Guard captain Ferras Vansen woke to the sickly glow of the shadowlands, unchanged since he had fallen asleep. His cloak was no longer covering his face and rain spattered him. He groaned and rolled over, scrabbling for the hem of the heavy woolen garment, but it was trapped between him and the dampening ground and he had to sit up, groaning even louder, to free it.
He was just about to roll back into sleep when he saw a hint of movement at the corner of his gaze. He held his breath and turned his head as slowly as he could, but saw nothing except the long, wet grass and the familiar lump of Barrick’s sleeping form. Beyond lay the terrifying creature called Gyir, but the warrior-fairy also seemed to be asleep.

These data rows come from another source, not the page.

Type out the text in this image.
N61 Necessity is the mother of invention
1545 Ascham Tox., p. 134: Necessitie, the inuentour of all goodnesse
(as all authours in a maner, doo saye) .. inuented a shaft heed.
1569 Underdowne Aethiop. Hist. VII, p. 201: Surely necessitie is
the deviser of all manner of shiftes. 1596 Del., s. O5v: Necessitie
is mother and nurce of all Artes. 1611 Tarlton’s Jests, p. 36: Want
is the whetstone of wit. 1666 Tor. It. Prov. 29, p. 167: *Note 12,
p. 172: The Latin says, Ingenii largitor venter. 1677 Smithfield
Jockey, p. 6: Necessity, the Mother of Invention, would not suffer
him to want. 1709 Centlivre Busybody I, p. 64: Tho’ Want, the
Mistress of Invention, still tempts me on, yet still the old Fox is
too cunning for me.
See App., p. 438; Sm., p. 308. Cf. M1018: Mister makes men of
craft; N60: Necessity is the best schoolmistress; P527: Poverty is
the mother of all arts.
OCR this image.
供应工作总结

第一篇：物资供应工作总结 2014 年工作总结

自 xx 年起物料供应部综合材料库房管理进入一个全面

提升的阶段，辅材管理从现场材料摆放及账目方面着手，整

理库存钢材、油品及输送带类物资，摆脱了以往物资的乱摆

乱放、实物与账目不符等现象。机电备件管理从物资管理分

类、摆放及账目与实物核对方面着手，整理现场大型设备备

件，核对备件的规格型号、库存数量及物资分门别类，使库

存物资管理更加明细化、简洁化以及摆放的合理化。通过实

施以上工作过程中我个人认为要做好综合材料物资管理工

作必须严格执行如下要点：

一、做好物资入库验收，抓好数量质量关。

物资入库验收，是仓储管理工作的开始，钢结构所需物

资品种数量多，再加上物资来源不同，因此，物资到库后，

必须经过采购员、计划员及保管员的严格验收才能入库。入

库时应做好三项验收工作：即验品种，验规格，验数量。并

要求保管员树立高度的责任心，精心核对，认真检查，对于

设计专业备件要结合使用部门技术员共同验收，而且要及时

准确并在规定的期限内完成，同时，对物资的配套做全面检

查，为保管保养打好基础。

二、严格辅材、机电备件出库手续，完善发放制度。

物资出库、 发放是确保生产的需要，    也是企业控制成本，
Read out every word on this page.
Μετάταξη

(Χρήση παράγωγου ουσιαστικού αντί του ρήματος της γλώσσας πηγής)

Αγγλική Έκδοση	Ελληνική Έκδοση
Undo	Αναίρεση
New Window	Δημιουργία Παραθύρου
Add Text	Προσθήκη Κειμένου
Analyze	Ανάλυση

Vansen let out what he hoped sounded like the honest snort of someone whose slumber had been briefly but inconsequentially disturbed, then lay silently, praying that his heart was not really beating as loudly as it seemed to be. He knew he had seen something more than the simple bouncing of rain-bent grass.
Movement resumed beside the soggy remnants of last night’s fire, a rounded shape bobbing along slowly only a few paces from the sleeping prince.
Vansen flung his cloak at it and dived after; the thing let out a muffled squawk and tried to escape, but it seemed to be tangled. Vansen scrambled across the wet ground on elbows and knees and managed to catch it before it disappeared into the darkness again. As he held it wrapped in the damp wool, he found it smaller than he had feared and surprisingly light, loose as a bundle of sticks and cloth in his hands: even with a poor grip on it, his strength seemed more than equal to the task of holding it. The captive creature let out a terrified, whistling shriek that sounded almost like a child’s cry. He could feel by its struggles that it was a large bird of some kind, with wings that must stretch nearly as wide as a man’s arms.
As he tried to protect his face from the darting beak something else rushed toward him, startling him so that he did not even fight when the bird was ripped out of his hands. By the time Vansen could turn his head, the shadow-man Gyir had a squat knife with scalloped edges pressed lengthwise against the creature’s throat as the bird thrashed and made odd, almost human noises of fear. It was a raven, Ferras Vansen could see now, mostly black, with a few patches of white random as spatters of paint, but Vansen paid it little attention. He was terrified and astonished at the sudden appearance of Gyir’s knife, and shamed by his own incompetence.
Great Perin, has he had that all along? He could have murdered us at any time! How did I miss it?
But he could not ignore the bird after all, because it had begun to talk.